Interest rates as signs of the future.
Switzerland recently started charging its customers interest on their deposits, and it's the only instance of doing this I feel I understand. The Swiss are after all surrounded by countries which might devalue their currency, and in the past have sometimes even expropriated the funds. So, many of these potential victims are tempted to deposit money abroad to keep their own governments from grabbing it, to the point where the ability of Swiss banks to make loans is swamped with too much money. They can't use more money, thank you, and will charge you for the security of hiding money in safety. After all, every bank charges customers for using its deposit boxes purely for safe-keeping.
And the Swedes and Germans are almost in the same position. Having been victims of their own governments once, they want to retain strong currencies, no matter what, and it has proved to be a good stance to take. They have seen too many spendthrift aristocrats get out of a Rolls Royce in order to file bankruptcy proceedings. Money floods in to take advantage of safety, and the Germanic governments can thus pay lower rates to borrow for themselves,(just as long as they don't borrow too much.) Some may remember the episode when John McCain was running for President and rushed home to assure the party bigwigs he had no plans to borrow big amounts. The whole situation reduces itself to governments having a lot of unused credit if they don't borrow, and having high-interest costs if they do. That's also why there was such an uproar when Bush 41 raised taxes in spite of his promises--he was apparently going to weaken the currency, that way.

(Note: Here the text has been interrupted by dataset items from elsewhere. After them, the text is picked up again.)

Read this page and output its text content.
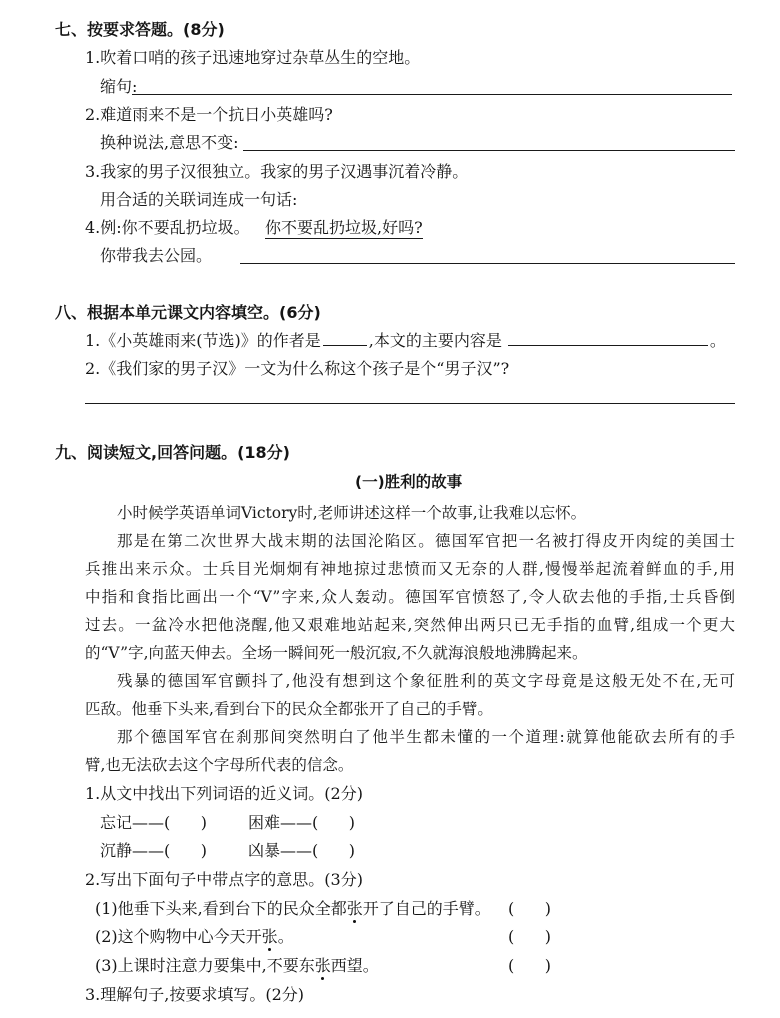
七、按要求答题。(8分)
1.吹着口哨的孩子迅速地穿过杂草丛生的空地。
缩句:
2.难道雨来不是一个抗日小英雄吗?
换种说法,意思不变:
3.我家的男子汉很独立。我家的男子汉遇事沉着冷静。
用合适的关联词连成一句话:
4.例:你不要乱扔垃圾。 你不要乱扔垃圾,好吗?
你带我去公园。
八、根据本单元课文内容填空。(6分)
1.《小英雄雨来(节选)》的作者是	,本文的主要内容是	。
2.《我们家的男子汉》一文为什么称这个孩子是个“男子汉”?
九、阅读短文,回答问题。(18分)
(一)胜利的故事
小时候学英语单词Victory时,老师讲述这样一个故事,让我难以忘怀。
那是在第二次世界大战末期的法国沦陷区。德国军官把一名被打得皮开肉绽的美国士
兵推出来示众。士兵目光炯炯有神地掠过悲愤而又无奈的人群,慢慢举起流着鲜血的手,用
中指和食指比画出一个“V”字来,众人轰动。德国军官愤怒了,令人砍去他的手指,士兵昏倒
过去。一盆冷水把他浇醒,他又艰难地站起来,突然伸出两只已无手指的血臂,组成一个更大
的“V”字,向蓝天伸去。全场一瞬间死一般沉寂,不久就海浪般地沸腾起来。
残暴的德国军官颤抖了,他没有想到这个象征胜利的英文字母竟是这般无处不在,无可
匹敌。他垂下头来,看到台下的民众全都张开了自己的手臂。
那个德国军官在刹那间突然明白了他半生都未懂的一个道理:就算他能砍去所有的手
臂,也无法砍去这个字母所代表的信念。
1.从文中找出下列词语的近义词。(2分)
忘记——(      )	困难——(      )
沉静——(      )	凶暴——(      )
2.写出下面句子中带点字的意思。(3分)
(1)他垂下头来,看到台下的民众全都张开了自己的手臂。 (      )
(2)这个购物中心今天开张。	(      )
(3)上课时注意力要集中,不要东张西望。	(      )
3.理解句子,按要求填写。(2分)
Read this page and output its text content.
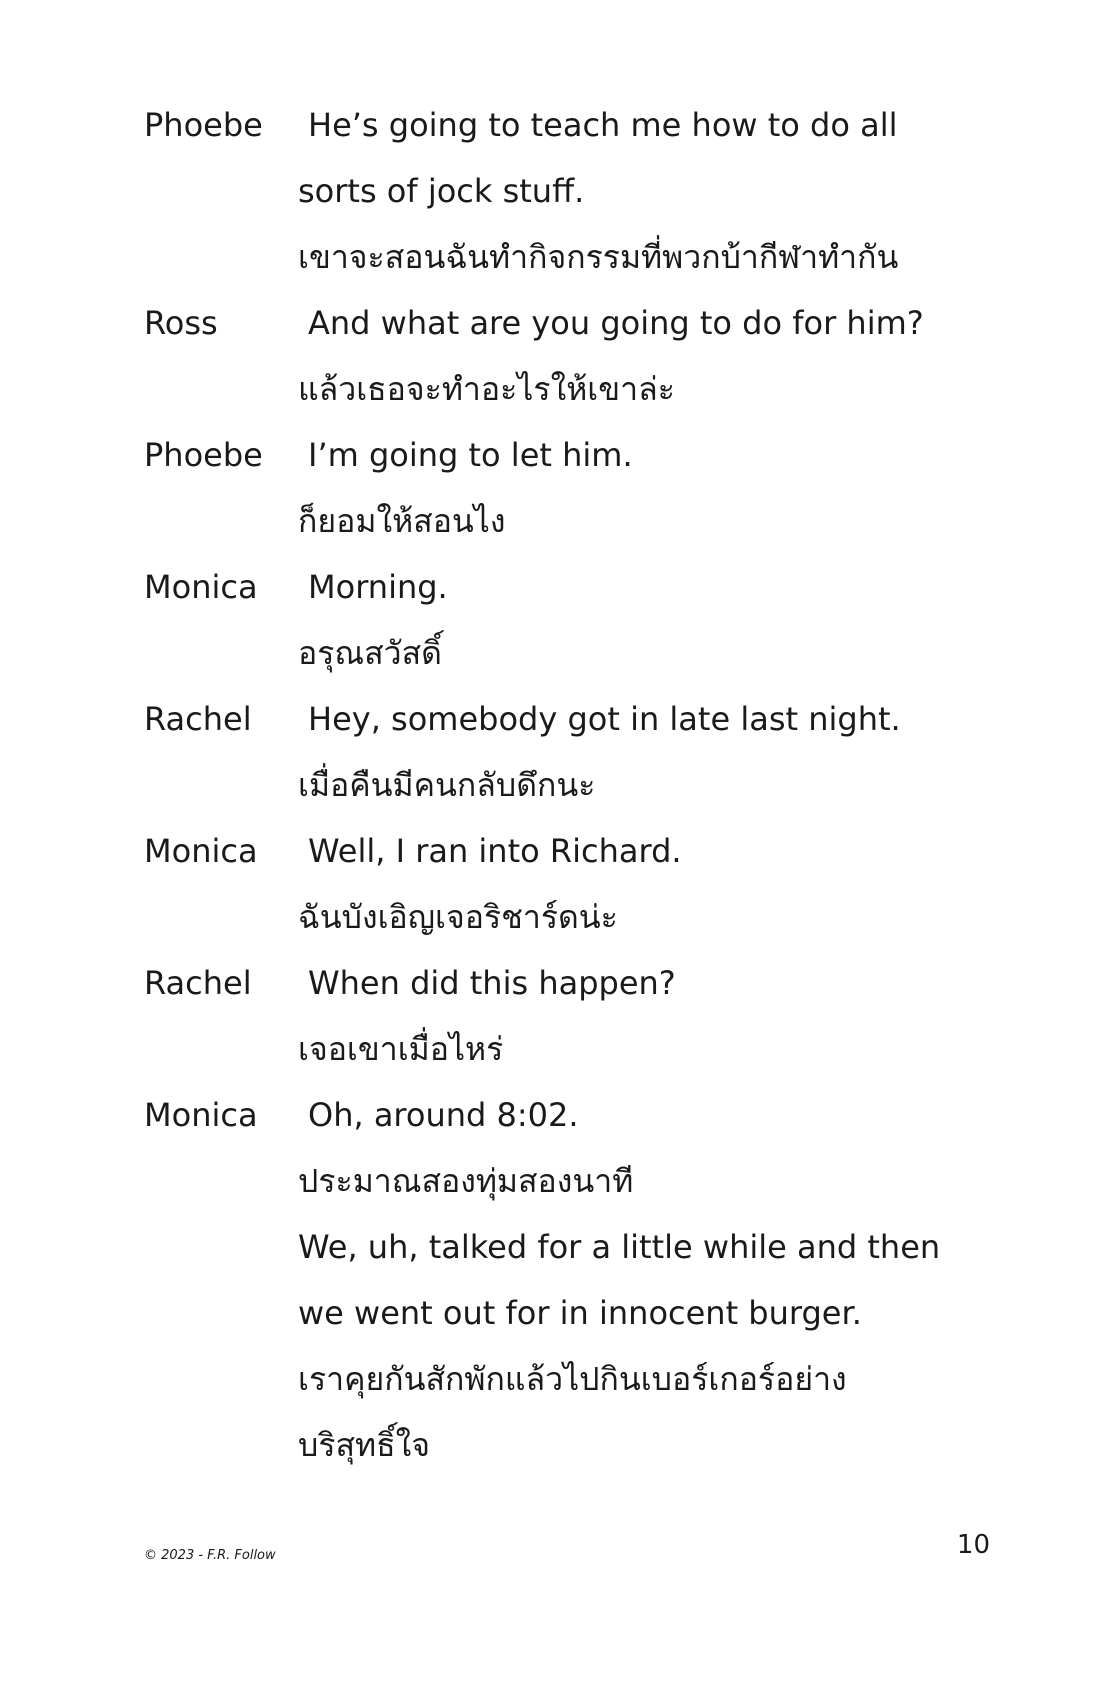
Phoebe	He’s going to teach me how to do all
sorts of jock stuff.
เขาจะสอนฉันทำกิจกรรมที่พวกบ้ากีฬาทำกัน
Ross	And what are you going to do for him?
แล้วเธอจะทำอะไรให้เขาล่ะ
Phoebe	I’m going to let him.
ก็ยอมให้สอนไง
Monica	Morning.
อรุณสวัสดิ์
Rachel	Hey, somebody got in late last night.
เมื่อคืนมีคนกลับดึกนะ
Monica	Well, I ran into Richard.
ฉันบังเอิญเจอริชาร์ดน่ะ
Rachel	When did this happen?
เจอเขาเมื่อไหร่
Monica	Oh, around 8:02.
ประมาณสองทุ่มสองนาที
We, uh, talked for a little while and then
we went out for in innocent burger.
เราคุยกันสักพักแล้วไปกินเบอร์เกอร์อย่าง
บริสุทธิ์ใจ
© 2023 - F.R. Follow	10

Technically, it reduces itself to finding the "sweet spot" for interest rates, which will vary depending on what your neighbors do. That's how Germanic people see things.
Southern Europe, and for that matter the rest of the world, sees a different reality. To them, you must "spend money to make money", and if your thrifty neighbors will loan it to you, it benefits both, (if the interest rate is right.) You can buy infrastructure, foreign manufacture, and prosperity. With a little luck and acumen, your trade, industry, and standard of living will prosper. Unfortunately, this ultimately leads to overcapacity, which undermines prices and prosperity, raises interest rates, and leads to a crash. At that point, it is thrifty Germanic types who get to buy things cheaply with their strong currency. Back and forth; this is the business cycle, and it has happened many times. The duration of the recession between cycles will depend on the amount of overcapacity which has developed. The duration of a recession might, therefore, be shortened by printing money to assist consumption, but diluting your store of credit is not the same as increasing it. Increasing your credit by increasing your wealth is quite different, but borrowing conceals whether you are truly wealthy or not. A history of repaying your debts is what banks depend on, not the size of your car or apartment.
There can be less obvious, even obscure, causes of negative interest rates. It is supposed the promised ending of low-interest rates by the Federal Reserve will make banks hesitate to loan money, sensing an opportunity to charge higher rates later. Adherents of this theory are urging that rates be raised as soon as possible.
Others blame the Obama administration, who obviously enjoy borrowing large sums at low rates. The Fed is supposedly independent of such pressures, but the incentive is undeniable.
Still, others feel it is unnecessary to look at specific levels. If inflation is approaching, the prospect of higher future rates has the same dampening effect on present loaning incentives, and ultimately the same effect on collapsing the stimulus.
And others (primarily borrowers) seek joy in lower rates at all times, the lower the better. It represents a chilling prospect to lenders, for anyone to talk about negative eight percent, or even ten. But it suggests faster transaction speeds and electronic gadgets to replace paper money. Part of the cause of the collapse of Lehman Brothers was the increased float in world currency occasioned by globalization, breaking single big transactions into many smaller ones. The current estimate is there is American currency in circulation in the world, amounting to $4000 per living American. And how much of that is created by illicit drug trading and other crimes, is anyone's guess. The underworld isn't interested in gadgets which record transactions, such as several variants of bitcoin do.
All in all, it will be intensely interesting to see what happens to negative interest rates, once the Fed does start to raise them. If they are only a passing fad, it doesn't matter.